Çay, yağ, makyaj, çikolata lekeleri… Gün içinde fark etmeden üzerinize bulaşan lekeler artık kâbus olmaktan çıkıyor. Siemens iQ500 çamaşır makinesi ile stainRemoval teknolojisi devreye giriyor. Tek bir dokunuşla çay, yağ, kozmetik veya günlük hayatta karşılaştığınız diğer zor lekeler için özel programları aktif edebilirsiniz. 

Siemens Home Connect uygulaması sayesinde daha fazla leke türünü ve bunlar için geliştirilmiş özel programları keşfetmek de mümkün. Yani sadece “lekeyi çıkar” demekle kalmıyor, sizin için en doğru yıkama programını da otomatik olarak öneriyor. Böylece hem lekelerle uğraşmak zorunda kalmıyor hem de giysilerinizin ömrünü koruyorsunuz. 

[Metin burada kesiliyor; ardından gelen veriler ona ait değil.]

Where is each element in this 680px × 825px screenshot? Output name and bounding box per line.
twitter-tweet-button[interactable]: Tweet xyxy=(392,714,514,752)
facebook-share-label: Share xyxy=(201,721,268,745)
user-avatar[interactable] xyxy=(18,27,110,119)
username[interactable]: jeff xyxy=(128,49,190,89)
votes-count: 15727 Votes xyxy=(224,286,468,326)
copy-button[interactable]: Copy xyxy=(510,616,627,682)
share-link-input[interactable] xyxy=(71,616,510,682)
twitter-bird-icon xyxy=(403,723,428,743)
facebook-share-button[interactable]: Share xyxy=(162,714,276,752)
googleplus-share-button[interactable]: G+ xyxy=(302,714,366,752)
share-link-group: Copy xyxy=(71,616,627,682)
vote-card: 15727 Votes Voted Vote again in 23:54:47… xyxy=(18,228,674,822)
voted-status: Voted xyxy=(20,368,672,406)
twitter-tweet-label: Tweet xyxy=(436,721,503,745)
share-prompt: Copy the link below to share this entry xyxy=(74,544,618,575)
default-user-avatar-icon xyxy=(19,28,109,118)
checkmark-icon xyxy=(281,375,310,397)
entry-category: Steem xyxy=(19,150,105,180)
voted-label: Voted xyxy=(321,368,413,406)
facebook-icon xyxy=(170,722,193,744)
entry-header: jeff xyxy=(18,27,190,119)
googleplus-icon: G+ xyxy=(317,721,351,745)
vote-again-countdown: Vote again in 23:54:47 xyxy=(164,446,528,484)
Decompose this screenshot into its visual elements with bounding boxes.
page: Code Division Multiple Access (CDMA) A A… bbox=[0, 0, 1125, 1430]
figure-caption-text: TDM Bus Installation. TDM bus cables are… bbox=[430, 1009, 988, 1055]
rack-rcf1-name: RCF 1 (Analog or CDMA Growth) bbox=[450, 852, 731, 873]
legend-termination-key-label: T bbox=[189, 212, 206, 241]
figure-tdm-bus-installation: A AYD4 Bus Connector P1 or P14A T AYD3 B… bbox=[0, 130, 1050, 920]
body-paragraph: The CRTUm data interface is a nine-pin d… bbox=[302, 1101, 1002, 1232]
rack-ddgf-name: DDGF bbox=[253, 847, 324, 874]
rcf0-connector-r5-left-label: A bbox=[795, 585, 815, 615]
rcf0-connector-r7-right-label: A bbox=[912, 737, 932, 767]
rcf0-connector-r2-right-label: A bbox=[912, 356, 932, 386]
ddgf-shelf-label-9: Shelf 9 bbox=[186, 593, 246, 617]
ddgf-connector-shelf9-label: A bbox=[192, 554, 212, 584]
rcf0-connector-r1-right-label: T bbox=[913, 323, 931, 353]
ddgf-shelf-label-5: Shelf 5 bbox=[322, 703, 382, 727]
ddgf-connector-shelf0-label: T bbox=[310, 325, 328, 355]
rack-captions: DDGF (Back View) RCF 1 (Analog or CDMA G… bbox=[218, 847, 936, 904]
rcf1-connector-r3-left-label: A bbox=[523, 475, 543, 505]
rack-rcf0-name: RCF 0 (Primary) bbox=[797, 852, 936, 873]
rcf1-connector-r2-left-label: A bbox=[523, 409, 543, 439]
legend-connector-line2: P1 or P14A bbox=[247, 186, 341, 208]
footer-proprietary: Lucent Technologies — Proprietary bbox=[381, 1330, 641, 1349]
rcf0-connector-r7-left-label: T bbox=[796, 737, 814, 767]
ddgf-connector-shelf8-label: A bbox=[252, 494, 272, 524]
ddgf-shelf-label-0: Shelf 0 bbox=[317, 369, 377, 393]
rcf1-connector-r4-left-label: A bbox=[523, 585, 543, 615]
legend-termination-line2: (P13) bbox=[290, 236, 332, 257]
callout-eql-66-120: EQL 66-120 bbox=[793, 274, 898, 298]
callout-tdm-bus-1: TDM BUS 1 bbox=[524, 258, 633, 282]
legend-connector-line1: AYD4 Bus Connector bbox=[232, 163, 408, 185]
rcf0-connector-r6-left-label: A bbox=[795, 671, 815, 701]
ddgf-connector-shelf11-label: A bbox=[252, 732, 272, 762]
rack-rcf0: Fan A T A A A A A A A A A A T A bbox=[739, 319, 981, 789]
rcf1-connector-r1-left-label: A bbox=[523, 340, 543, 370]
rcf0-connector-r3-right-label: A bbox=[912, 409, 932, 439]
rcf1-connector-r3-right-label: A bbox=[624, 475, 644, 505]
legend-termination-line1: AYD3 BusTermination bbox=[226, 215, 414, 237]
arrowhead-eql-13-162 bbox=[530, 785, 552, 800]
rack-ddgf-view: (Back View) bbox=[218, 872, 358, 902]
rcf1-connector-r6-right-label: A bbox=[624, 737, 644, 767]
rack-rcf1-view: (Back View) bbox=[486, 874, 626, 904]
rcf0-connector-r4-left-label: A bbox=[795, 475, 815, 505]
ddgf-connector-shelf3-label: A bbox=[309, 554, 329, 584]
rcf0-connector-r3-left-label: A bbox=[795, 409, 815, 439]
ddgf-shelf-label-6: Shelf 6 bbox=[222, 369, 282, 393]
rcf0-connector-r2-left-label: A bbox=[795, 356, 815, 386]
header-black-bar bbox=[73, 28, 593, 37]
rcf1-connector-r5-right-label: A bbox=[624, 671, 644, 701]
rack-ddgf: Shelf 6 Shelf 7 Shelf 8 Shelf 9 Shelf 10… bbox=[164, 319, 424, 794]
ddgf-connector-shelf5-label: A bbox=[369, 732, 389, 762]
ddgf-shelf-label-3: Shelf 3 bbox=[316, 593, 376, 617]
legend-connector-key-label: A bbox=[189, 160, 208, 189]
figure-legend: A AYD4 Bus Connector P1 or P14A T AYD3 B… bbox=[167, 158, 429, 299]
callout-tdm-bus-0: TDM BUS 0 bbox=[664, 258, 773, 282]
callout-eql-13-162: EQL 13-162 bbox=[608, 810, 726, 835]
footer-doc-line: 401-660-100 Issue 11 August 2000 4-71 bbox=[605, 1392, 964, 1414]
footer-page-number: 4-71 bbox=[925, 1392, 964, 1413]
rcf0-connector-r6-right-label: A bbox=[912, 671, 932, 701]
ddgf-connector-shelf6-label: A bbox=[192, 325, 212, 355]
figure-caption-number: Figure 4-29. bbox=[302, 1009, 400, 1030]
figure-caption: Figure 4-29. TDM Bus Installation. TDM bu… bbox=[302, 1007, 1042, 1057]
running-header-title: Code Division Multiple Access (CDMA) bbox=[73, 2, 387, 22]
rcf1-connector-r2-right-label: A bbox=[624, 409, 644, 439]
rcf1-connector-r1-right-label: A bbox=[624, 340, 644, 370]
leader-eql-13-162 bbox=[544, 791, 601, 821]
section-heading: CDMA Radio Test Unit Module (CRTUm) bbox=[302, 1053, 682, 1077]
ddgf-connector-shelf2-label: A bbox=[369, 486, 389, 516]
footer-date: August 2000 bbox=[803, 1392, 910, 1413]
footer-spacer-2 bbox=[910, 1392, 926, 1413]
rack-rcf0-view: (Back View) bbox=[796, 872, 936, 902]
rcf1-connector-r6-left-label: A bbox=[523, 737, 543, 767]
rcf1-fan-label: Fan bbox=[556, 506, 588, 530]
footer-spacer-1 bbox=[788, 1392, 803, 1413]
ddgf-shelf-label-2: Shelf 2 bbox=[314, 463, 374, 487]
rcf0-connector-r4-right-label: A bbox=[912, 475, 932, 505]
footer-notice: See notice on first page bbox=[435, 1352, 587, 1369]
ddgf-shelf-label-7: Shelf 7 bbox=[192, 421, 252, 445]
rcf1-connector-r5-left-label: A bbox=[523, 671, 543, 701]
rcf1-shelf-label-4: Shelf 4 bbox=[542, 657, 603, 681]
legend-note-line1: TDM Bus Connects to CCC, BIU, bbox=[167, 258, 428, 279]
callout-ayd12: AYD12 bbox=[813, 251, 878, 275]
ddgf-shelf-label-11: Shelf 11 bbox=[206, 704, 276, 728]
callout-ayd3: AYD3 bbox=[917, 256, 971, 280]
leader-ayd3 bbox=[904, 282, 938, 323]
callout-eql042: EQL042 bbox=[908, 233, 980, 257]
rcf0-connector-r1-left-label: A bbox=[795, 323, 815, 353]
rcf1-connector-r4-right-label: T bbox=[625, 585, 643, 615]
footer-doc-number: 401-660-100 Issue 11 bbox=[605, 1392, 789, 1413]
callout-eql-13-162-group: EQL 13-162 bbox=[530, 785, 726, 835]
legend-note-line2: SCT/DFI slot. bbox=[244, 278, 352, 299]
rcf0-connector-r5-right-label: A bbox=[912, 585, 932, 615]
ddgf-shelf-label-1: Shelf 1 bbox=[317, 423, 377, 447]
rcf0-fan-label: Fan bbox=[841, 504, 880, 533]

Artık çocuğunuza yemek yedirirken dökülen yemek lekeleri, kahve kazaları ya da mutfakta sıçrayan yağ lekeleri sizi endişelendirmiyor. stainRemoval, günlük hayatın getirdiği küçük sürprizlere karşı en güvenilir yardımcınız oluyor. 

Siemens iQ500 çamaşır ve kurutma makineleri, artık sadece kıyafetlerinizi temizleyen makineler değil; size zaman, konfor ve güven veren akıllı iş ortaklarınızdır. Ütüye harcadığınız vakti kendinize ayırın, lekelerle uğraşmayı unutun ve teknolojinin yaşam alanınıza uyumunun keyfini yaşayın.

*Bu yazı Siemens’in katkılarıyla hazırlanmıştır.